The W Position is one of the most common positions the conscious casualty will adopt and a safe bet for anyone with a reduced level of consciousness; if they're on the floor they can't fall off it. It's good for head injuries, chest pain, breathing problems and abdominal pain
For years we have been told that the casualty who is in shock needs to lie down with their legs elevated because this will drain blood from the legs into the core to:
- Improve cardiac output
- Improve systemic vascular resistance
- Improved mean arterial pressure
- Improved systolic blood pressure
There is no evidence of any standard that this is of real benefit. If you think about it, you know there is no available blood in the legs because the casualty is cold and pale - they are already shunting any available blood to the core by vasoconstriction.
And if they are going into shock we can expect their level of consciousness to drop. How do unconscious casualties die? Oh, that's right, on their backs.
Several awarding bodies still teach this for the treatment of hypovolemic shock as well as the treatment of anaphylactic shock. This position may be helpful for the anaphylactic casualty with low blood pressure but given 80% of cases present with skin rashes and 70% with difficulty breathing compared to the 10-45% who present with low blood pressure (5) elevating the legs could be the absolute worst thing you can do for them. For the conscious casualty, they will adopt a comfortable position, probably the W Position or Semi Recumbent (6, 7). Anyone unconscious is placed into the Safe Airway Position if airway management equipment and techniques are not available.
Don't just leave them as you found them for fear of causing injury and neither flip them into a textbook position just because you were told to once.
Prioritise the airway - even with a spinal injury - a casualty without a clear and open airway will not last long.
If the casualty is conscious allow them to adopt the most comfortable position for them; they will know what relives pain or eases breathing much better than you and they will not appreciate being forced into an uncomfortable position just because it 'looks right'.

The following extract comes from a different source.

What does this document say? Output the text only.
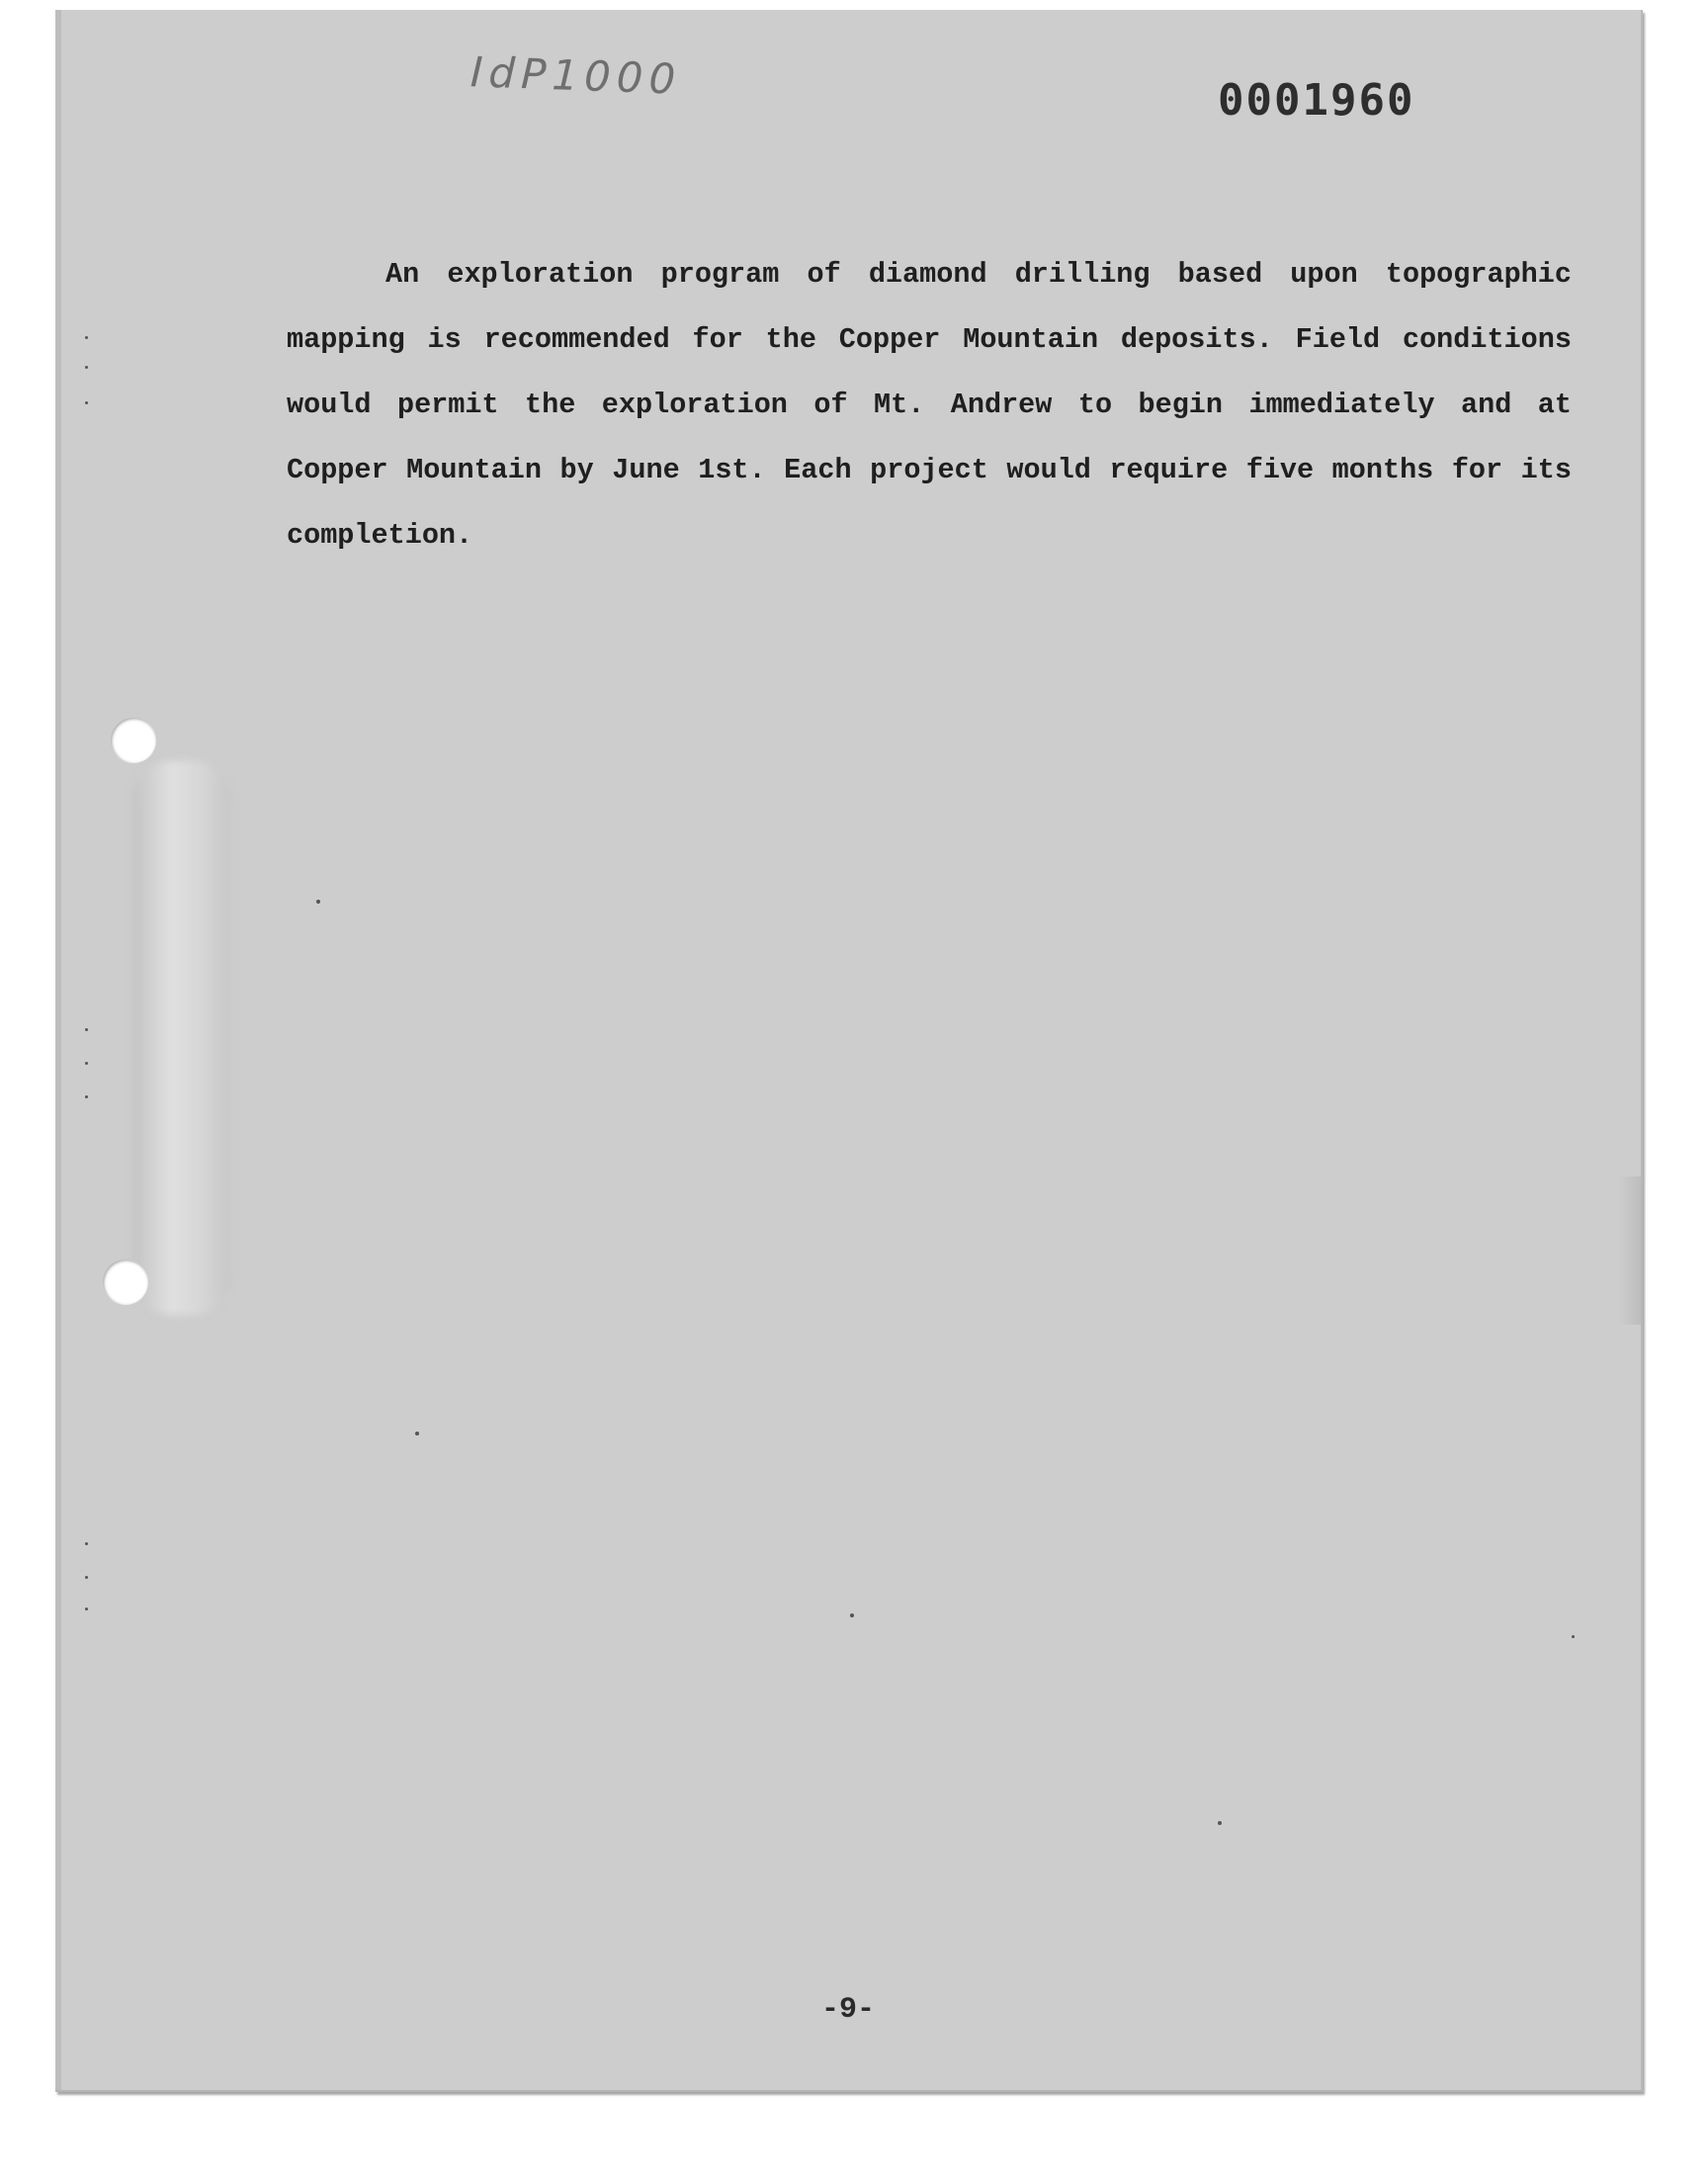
IdP1000	0001960

An exploration program of diamond drilling based upon topographic mapping is recommended for the Copper Mountain deposits. Field conditions would permit the exploration of Mt. Andrew to begin immediately and at Copper Mountain by June 1st. Each project would require five months for its completion.

-9-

Be pragmatic: Do the best you can based on the position they are found in and obstacles around them with as little movement as possible to avoid aggravating injuries. More often than not the Real World is not Text Book.
- Palermo P, Cattadori G, Bussotti M, Apostolo A, Contini M, Agostoni P. "Lateral decubitus position generates discomfort and worsens lung function in chronic heart failure." Chest. 2005 Sep;128(3):1511-6.
- Vance MV, Selden BS, Clark RF. "Optimal patient position for transport and initial management of toxic ingestions." Ann Emerg Med. 1992 Mar;21(3):243-6.
- Epstein JL. (2010) “What is the optimal position for a person in shock? Does elevating the legs improve outcome?” Worksheet for Evidence-Based Review of Science for Emergency Cardiac Care. http://circ.ahajournals.org/site/C2010/FA-1601A.pdf Accessed 8th November 2014
- Shunder-Tatzber S. (2010) “What is the optimal position for a person in shock? Does elevating the legs improve outcome?” Worksheet for Evidence-Based Review of Science for Emergency Cardiac Care. http://circ.ahajournals.org/site/C2010/FA-1601C.pdf Accessed 8th November 2015
- Simons FE (October 2009). "Anaphylaxis: Recent advances in assessment and treatment". J. Allergy Clin. Immunol. 124 (4): 625–36; quiz 637–8.
- Pumphrey RS. Fatal posture in anaphylactic shock. J Allergy Clin Immunol 2003;112(2):451-2.
- Soar J, Deakin CD, Nolan JP, Abbas G, Alfonzo A, Handley AJ, et al. European Resuscitation Council guidelines for resuscitation 2005. Section 7. Cardiac arrest in special circumstances. Resuscitation 2005;67 Suppl 1:S135-70.